Side-by-Side or Multi-Door
The typical American style product is the side-by-side, which has two doors, with the freezer on the left and the fridge on the right. Newer to the market and following the trend in America, is the multi-door product, which will typically have two fridge doors at the top and 1 or 2 freezer drawers underneath. You can read my blog to see which style would suit you best.
When you look on retailer or manufacturer websites you will be faced with Net and Gross capacities. Gross volume will indicate the total internal capacity, whereas net capacity will include the actual usable capacity once all the furniture such as shelves, door racks and drawers have been taken into consideration. So, it is normally best to take account of the net capacity as this will be your usable storage space.
The biggest single thing you want from your fridge freezer is to keep your food as fresh as possible. There are many claims from manufacturer’s that they have technology to keep your food fresher for longer, I’ve outlined a few below:
- Humidity controlled salad crisper – Fruit and vegetables do need humidity to keep them fresh, this is normally done with a special cover in the salad crisper, which locks in the right amount of moisture.
- Meat and Fish drawer – Separate drawer in the fridge which keeps at a lower temperature than the rest of the fridge.

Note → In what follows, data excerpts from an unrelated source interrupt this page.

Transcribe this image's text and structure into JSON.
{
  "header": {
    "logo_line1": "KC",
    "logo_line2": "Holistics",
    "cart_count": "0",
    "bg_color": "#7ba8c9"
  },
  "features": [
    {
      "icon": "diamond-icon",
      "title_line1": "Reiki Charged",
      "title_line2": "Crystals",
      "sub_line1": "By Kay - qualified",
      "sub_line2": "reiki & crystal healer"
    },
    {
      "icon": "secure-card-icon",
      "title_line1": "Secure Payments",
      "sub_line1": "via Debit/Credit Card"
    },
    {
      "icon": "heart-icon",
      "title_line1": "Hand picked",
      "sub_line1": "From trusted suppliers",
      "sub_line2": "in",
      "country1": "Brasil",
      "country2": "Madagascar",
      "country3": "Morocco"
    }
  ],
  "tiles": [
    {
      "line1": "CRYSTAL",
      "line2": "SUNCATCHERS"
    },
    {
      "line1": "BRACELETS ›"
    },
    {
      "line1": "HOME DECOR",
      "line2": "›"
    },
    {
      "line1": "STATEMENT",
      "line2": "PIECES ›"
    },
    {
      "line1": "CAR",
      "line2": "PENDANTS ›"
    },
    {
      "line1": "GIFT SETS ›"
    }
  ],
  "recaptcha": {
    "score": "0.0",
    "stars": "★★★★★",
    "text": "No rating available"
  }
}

- Air vents in the fridge – Sometimes in the fridge you will see ice droplets forming on the back wall, these then defrost and the water evaporates. These days,
a lot of models have air vents in the fridge so these droplets do not form, the air vents also cool the fridge a lot quicker and keep a more stable temperature.
- Dual cooling – Uses two fans and evaporators instead of one. The benefits of this are faster cooling and more humidity in the fridge (to prevent food from drying out).
A+ is the minimum standard and all fridge freezers have to be at least A+ energy rating, the best energy rating is A+++, but how much do you actually save, buying an A++ or A+++ model rather than the standard A+?
Normally an A++ or A+++ will be more expensive to buy, so it is worth looking at the energy consumption figures of each model and working out the costs per year, for example, if you are paying £200 more for an A++ model, how much energy will you save per year?
You will sometimes get extra features in a higher energy rated model, so it’s also worth looking closely at the specification.